Why I Chose Streaming Responses

LATENCY VS. PERCEIVED SPEED

Designed UI to show partial answers as they generate rather than waiting for complete responses. This lets engineers use streaming APIs while users see progress immediately-reducing perceived wait time from 5 seconds to under 1 second.

Confidence Scores Are Server-Side

AI CAN'T SELF-ASSESS RELIABLY

Rather than having the AI rate its own confidence, I designed for backend calibration where engineers tune thresholds based on retrieval quality scores. The UI adapts to whatever confidence bands are set server-side.

Source Citations Need Verification

AI CAN HALLUCINATE SOURCES

Designed the citation UI to only display sources the backend explicitly returns and verifies against the knowledge base. No client-side source generation-if the backend can't verify a source, it doesn't appear.

Lazy-Load Conversation History

PERFORMANCE ON LARGE DATASETS

The 7-day history limit isn't just a UX choice-it reduces initial payload size. History loads on-demand when users scroll, letting engineers implement pagination without affecting perceived load time.

Anticipated Stakeholder Concerns

AI products face unique pushback. Here's how I'd defend key design decisions to leadership, legal, and engineering.

"Why show confidence levels?
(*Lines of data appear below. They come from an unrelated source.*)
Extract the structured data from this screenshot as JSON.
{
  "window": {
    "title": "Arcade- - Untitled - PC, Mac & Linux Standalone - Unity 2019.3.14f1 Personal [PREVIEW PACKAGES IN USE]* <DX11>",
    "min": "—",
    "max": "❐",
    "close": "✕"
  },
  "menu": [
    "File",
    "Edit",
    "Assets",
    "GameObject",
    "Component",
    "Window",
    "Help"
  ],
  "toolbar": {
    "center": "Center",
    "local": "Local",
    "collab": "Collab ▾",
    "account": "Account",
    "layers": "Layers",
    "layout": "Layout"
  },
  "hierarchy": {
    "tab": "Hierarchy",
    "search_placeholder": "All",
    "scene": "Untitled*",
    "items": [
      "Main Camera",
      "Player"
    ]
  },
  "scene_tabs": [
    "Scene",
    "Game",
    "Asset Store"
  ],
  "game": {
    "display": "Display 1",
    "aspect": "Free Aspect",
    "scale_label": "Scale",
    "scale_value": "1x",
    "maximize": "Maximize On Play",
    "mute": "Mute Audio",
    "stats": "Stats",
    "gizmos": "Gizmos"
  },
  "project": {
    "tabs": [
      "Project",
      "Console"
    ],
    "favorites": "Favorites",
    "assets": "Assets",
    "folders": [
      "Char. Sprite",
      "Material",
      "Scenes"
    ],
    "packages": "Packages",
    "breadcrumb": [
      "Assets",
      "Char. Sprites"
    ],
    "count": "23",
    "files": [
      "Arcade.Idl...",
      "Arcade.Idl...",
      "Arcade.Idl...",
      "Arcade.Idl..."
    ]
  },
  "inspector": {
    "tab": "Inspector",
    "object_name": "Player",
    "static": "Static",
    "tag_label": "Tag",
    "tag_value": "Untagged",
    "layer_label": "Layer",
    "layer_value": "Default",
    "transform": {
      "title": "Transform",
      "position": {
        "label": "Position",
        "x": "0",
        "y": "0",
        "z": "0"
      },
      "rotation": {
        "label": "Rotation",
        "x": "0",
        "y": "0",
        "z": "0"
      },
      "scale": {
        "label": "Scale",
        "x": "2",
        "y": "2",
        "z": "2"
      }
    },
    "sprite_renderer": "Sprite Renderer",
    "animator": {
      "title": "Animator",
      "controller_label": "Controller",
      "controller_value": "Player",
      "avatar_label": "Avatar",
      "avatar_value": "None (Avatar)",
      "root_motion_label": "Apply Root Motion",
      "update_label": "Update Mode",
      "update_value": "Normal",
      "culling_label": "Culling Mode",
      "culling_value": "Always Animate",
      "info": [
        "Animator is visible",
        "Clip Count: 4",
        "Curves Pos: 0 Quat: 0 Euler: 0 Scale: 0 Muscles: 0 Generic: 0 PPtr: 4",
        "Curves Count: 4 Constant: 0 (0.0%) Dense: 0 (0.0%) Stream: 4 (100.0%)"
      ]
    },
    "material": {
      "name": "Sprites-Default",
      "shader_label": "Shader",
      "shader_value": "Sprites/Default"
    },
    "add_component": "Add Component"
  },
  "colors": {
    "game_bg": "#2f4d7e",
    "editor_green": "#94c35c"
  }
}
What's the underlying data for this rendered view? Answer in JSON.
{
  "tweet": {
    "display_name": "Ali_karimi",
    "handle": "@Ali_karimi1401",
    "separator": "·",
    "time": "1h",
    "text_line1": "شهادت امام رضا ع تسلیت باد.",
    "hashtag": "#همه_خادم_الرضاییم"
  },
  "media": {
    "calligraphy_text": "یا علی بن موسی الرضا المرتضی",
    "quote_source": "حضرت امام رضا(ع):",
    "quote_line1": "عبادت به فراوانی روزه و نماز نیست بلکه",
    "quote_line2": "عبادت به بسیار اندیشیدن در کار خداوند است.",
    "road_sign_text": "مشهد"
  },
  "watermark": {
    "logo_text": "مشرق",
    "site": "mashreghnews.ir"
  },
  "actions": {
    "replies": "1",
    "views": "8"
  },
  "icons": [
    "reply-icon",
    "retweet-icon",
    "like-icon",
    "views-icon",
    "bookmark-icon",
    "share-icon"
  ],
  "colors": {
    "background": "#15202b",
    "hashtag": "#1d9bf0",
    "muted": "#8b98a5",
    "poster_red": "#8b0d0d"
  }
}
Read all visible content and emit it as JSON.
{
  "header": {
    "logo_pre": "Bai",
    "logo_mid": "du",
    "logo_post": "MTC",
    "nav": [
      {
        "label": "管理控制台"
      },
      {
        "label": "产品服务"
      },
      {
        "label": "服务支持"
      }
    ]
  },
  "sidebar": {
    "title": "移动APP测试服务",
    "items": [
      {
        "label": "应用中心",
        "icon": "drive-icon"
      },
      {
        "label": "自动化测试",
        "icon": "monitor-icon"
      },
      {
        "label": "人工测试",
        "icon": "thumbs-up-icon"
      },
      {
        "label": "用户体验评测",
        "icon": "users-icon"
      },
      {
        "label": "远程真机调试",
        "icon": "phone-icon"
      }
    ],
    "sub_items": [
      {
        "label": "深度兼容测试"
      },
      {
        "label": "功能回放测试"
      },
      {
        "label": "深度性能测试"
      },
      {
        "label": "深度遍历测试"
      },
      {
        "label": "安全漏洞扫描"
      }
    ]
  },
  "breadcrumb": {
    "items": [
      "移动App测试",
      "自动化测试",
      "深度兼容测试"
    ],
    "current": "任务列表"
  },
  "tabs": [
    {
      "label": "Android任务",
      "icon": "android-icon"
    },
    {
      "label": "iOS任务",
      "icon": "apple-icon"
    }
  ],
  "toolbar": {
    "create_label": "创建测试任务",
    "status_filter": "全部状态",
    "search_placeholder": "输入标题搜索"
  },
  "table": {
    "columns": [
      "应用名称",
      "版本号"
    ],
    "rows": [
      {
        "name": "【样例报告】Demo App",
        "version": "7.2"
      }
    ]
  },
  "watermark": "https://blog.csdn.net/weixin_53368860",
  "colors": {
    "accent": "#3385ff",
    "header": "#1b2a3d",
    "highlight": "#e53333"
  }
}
Won't that make users trust the AI less?"

Research shows the opposite. When users see uncertainty honestly disclosed, they trust accurate answers more. Hiding uncertainty creates blanket skepticism-users assume everything is unreliable.
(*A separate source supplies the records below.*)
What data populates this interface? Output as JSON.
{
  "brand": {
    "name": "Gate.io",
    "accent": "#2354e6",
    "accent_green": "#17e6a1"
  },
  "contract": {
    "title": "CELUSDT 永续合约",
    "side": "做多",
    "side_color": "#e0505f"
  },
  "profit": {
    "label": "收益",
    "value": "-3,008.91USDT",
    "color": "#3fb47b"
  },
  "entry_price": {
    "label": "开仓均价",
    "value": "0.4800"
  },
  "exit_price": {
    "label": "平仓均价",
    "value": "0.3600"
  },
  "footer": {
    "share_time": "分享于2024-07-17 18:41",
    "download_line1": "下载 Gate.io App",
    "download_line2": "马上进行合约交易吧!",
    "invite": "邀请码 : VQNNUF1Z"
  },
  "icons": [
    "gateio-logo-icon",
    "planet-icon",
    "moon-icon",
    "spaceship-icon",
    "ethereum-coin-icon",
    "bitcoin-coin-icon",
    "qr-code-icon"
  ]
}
"Source citations add complexity. Can't we ship faster without them?"

For internal tools with policy implications, sources aren't a nice-to-have-they're the difference between 'I asked the AI' and 'I verified this in the employee handbook.' Legal exposure drops when answers are traceable.

"Why limit the AI to company data? GPT knows more."

External knowledge creates liability. An employee acting on general GPT advice about benefits or compliance could cost the company. Scoping to verified internal sources is a feature, not a limitation.

Three Principles for Trust-First AI

Lessons that apply beyond this project to any AI product in high-stakes settings.

"Designing for AI isn't about making technology disappear, it's about making it understandable."

Transparency Builds Trust

Users don't need to understand how AI works. But they need to see that it's working right. Show sources, show reasoning, show confidence honestly.

Control Reduces Anxiety

Even if users never change a setting, knowing they could makes them feel safer. Give them knobs to turn and let them own the uncertainty tolerance.

Speed Matters Less Than Trustworthiness

An employee will wait 5 seconds for a trustworthy answer. They'll abandon instantly for a fast but risky one. Optimize for reliability first, speed second.

The Bigger Picture

This project taught me that designing for AI systems isn't about making the technology invisible. It's about making it understandable and controllable so humans feel empowered, not replaced. The most counterintuitive lesson was that showing uncertainty builds more trust than pretending the AI is always confident. When you're honest about what the system doesn't know, users are more likely to trust it when it is sure.

If this were shipped and measured, I'd expect to see: employees who could see reasoning and override decisions would use it repeatedly. Employees who couldn't would abandon it. The metric that would matter most isn't "how confident is the AI," but "how many high-stakes decisions did this help move forward without creating more verification work downstream." That's what trustworthy AI actually looks like in practice.

Tools Used

Figma, Next.js 14, React, TypeScript, Tailwind CSS, shadcn/ui.